Naashief and Chevon’s stories of runaway fires

In the last decade, Cape Town has become South Africa’s most fire prone city, with its sprawling informal settlements reporting the highest rate of shack-fire-related deaths in the country. One such settlement, Overcome Heights, is home to some 20,000 residents and is a hotspot of such tragedies. Evidence of this is seen in the charred black zinc sheets recycled to rebuild homes after each fire event, and heard in the stories of locals, virtually all of whom have personally suffered from the intersecting impacts of fires and violence.

Chevon, a long-term resident of this township, tells of her former neighbours - a father and his three children - who were burned alive having not reacted with the lightning instincts necessary to escape runaway fires, which rapidly consume entire communities. The sheer speed and destruction of these fires are such that the smallest of flames, such as from a neglected pot on the stove or a fallen candle, can create ferocious infernos.

The challenge of fires is reflected not only in their wholesale destructive action, but also once subsided, in creating a frantic rush to reconstruct homes as the strictly informal nature of the community creates conditions whereby if residents don’t act with speed, then somebody else will simply build over the land where their shacks once stood. The impromptu, arbitrary nature of rebuilding is further compounded by issues of increasing population densities which result in the touch-tight proximity of shacks, with ‘streets’ consisting of walkways that are so narrow that one must often turn sideways to traverse them. The subsequent urban jungle provides perfect conditions for further runaway fires.

Former 11-year resident of Overcome Heights Phumzile suggests that there is a plethora of causes of local fires, but that all are derived from negligence, predominately from the “top down” but also from poor individual responsibility around matters of fire safety. A common cause that converges the two is the issue of illegal electrical connections, whereby inhabitants tamper with limited electricity sources in attempts to increase supply to their homes.

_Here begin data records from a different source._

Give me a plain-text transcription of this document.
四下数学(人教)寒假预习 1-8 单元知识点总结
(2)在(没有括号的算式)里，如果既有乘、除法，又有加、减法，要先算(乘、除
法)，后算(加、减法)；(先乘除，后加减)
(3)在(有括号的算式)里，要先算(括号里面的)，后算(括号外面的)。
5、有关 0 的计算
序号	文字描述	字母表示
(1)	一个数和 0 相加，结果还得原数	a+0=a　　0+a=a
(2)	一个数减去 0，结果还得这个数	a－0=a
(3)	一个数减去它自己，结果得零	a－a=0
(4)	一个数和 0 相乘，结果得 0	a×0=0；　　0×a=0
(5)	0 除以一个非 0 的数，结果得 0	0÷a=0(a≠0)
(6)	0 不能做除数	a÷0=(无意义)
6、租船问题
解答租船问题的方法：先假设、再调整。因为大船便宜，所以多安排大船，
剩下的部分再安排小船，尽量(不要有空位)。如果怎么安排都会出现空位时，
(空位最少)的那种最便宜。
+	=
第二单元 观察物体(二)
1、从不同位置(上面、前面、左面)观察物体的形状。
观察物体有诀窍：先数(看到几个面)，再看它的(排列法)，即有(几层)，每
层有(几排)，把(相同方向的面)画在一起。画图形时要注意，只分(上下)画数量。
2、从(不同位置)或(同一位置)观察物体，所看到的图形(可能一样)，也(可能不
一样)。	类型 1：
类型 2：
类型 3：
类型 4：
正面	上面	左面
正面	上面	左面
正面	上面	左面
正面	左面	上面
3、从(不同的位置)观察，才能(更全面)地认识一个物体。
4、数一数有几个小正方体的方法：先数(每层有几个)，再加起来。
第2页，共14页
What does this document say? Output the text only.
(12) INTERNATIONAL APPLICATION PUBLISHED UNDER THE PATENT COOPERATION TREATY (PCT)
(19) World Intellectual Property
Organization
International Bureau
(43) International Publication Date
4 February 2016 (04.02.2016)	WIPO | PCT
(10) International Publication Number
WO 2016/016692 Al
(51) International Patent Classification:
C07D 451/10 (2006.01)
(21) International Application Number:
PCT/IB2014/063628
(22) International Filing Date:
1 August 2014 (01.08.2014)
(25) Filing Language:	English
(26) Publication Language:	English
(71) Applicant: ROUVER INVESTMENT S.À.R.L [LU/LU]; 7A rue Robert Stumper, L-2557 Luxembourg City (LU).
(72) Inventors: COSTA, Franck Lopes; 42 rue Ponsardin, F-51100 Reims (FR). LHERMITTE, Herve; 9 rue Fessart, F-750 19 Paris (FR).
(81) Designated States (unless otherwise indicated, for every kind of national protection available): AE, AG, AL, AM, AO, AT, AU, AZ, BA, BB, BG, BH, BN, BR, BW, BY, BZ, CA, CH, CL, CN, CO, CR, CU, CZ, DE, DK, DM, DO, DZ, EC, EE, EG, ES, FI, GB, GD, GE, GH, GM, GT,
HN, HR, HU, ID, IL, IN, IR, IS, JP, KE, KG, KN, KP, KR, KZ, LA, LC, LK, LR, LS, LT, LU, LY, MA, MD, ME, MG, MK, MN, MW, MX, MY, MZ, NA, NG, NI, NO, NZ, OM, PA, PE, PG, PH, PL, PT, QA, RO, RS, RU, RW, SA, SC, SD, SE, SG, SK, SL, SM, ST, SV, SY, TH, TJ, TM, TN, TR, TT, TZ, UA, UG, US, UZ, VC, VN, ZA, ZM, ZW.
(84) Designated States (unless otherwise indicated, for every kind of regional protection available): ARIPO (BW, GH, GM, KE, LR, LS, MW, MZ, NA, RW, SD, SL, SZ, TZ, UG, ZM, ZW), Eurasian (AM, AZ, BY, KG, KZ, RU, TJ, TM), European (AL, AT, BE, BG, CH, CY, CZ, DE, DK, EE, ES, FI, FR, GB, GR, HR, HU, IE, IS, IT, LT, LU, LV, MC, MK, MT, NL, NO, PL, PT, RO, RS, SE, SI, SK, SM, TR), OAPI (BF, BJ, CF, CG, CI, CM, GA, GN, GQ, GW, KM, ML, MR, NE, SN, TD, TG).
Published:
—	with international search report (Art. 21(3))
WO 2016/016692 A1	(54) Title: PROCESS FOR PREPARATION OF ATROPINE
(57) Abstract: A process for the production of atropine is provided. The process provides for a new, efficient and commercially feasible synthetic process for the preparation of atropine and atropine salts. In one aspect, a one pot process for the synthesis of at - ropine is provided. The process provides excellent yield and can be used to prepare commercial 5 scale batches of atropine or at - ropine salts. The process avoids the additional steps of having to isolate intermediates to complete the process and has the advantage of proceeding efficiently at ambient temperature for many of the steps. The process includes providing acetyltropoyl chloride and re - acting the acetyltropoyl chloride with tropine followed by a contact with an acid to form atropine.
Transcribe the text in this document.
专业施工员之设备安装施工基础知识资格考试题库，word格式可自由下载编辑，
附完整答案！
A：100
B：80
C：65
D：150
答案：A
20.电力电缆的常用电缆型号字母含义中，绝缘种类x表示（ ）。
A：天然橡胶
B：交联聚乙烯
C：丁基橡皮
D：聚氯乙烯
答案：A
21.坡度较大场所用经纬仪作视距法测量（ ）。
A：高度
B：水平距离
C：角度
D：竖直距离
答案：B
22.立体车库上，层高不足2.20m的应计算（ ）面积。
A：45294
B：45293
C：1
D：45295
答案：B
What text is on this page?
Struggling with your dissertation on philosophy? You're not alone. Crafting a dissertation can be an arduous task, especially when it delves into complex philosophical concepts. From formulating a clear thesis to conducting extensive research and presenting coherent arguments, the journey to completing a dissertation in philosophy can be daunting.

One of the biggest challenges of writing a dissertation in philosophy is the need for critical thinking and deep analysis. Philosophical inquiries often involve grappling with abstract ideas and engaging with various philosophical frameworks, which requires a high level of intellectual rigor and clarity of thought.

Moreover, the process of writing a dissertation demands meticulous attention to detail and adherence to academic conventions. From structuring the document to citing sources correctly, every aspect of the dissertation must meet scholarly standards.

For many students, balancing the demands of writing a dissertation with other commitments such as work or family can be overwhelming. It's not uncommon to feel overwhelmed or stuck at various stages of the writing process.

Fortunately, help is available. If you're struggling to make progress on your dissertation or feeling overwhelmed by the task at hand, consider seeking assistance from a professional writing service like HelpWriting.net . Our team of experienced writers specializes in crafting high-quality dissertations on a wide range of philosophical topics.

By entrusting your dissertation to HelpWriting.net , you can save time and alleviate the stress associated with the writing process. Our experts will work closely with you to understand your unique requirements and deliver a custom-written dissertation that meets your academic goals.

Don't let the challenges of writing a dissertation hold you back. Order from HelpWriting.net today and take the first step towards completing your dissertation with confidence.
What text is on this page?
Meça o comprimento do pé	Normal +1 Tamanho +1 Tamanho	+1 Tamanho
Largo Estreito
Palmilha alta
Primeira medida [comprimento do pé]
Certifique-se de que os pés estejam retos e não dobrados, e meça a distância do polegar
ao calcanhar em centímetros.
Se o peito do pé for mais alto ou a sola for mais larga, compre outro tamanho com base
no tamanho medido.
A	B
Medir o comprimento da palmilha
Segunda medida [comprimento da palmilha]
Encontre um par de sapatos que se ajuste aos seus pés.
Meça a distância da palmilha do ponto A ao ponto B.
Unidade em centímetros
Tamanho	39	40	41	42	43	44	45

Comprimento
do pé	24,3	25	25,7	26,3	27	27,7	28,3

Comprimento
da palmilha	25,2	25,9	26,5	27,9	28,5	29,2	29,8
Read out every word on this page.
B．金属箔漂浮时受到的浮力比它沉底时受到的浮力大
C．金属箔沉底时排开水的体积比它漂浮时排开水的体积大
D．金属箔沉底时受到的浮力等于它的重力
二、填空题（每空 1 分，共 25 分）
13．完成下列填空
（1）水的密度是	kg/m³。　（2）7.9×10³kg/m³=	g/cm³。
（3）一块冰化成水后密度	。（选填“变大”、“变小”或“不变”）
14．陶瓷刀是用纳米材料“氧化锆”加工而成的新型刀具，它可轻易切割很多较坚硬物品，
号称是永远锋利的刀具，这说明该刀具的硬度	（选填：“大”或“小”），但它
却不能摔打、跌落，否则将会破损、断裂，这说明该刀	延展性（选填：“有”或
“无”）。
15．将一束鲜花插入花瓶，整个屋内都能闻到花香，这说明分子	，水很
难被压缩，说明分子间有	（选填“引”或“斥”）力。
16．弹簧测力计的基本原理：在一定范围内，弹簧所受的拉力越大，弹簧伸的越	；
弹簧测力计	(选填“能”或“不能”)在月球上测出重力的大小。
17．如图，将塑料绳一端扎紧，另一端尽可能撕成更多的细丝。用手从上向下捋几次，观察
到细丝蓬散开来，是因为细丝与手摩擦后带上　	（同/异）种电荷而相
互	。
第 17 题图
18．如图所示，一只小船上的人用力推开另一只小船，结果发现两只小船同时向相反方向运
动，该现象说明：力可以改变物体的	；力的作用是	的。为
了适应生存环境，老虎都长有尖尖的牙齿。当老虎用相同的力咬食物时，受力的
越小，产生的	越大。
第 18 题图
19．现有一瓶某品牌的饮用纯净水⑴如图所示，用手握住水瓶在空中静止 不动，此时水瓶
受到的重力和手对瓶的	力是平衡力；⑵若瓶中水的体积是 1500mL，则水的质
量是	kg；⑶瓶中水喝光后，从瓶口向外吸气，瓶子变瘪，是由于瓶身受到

Constant fires further create an unstable environment of repeated deprivation cycles, which foster conditions for violence. Murder is a continuous fact of life in the settlement. Naashief, an 18-year resident of Overcome Heights trying to work his way out of the settlement, had a friend of 10 years shot dead two weeks before we spoke to him. Gangsters are becoming more of a problem in the community - Naashief is father to a young daughter, and conveys the difficulty of raising children in such an environment; he is terrified if his daughter is 5 minutes late coming home from school.

In Overcome Heights, fire and crime converge to adversely impact residents economically, physically, and psychologically. Climate change is projected to intensify the weather conditions that contribute to the likelihood and intensity of fires in the community. The Water and Fire project aims to engage with the township’s community to identify where and how the causes and fallout of runaway fires can be mitigated, helping wider progress towards a safer socio-cultural environment.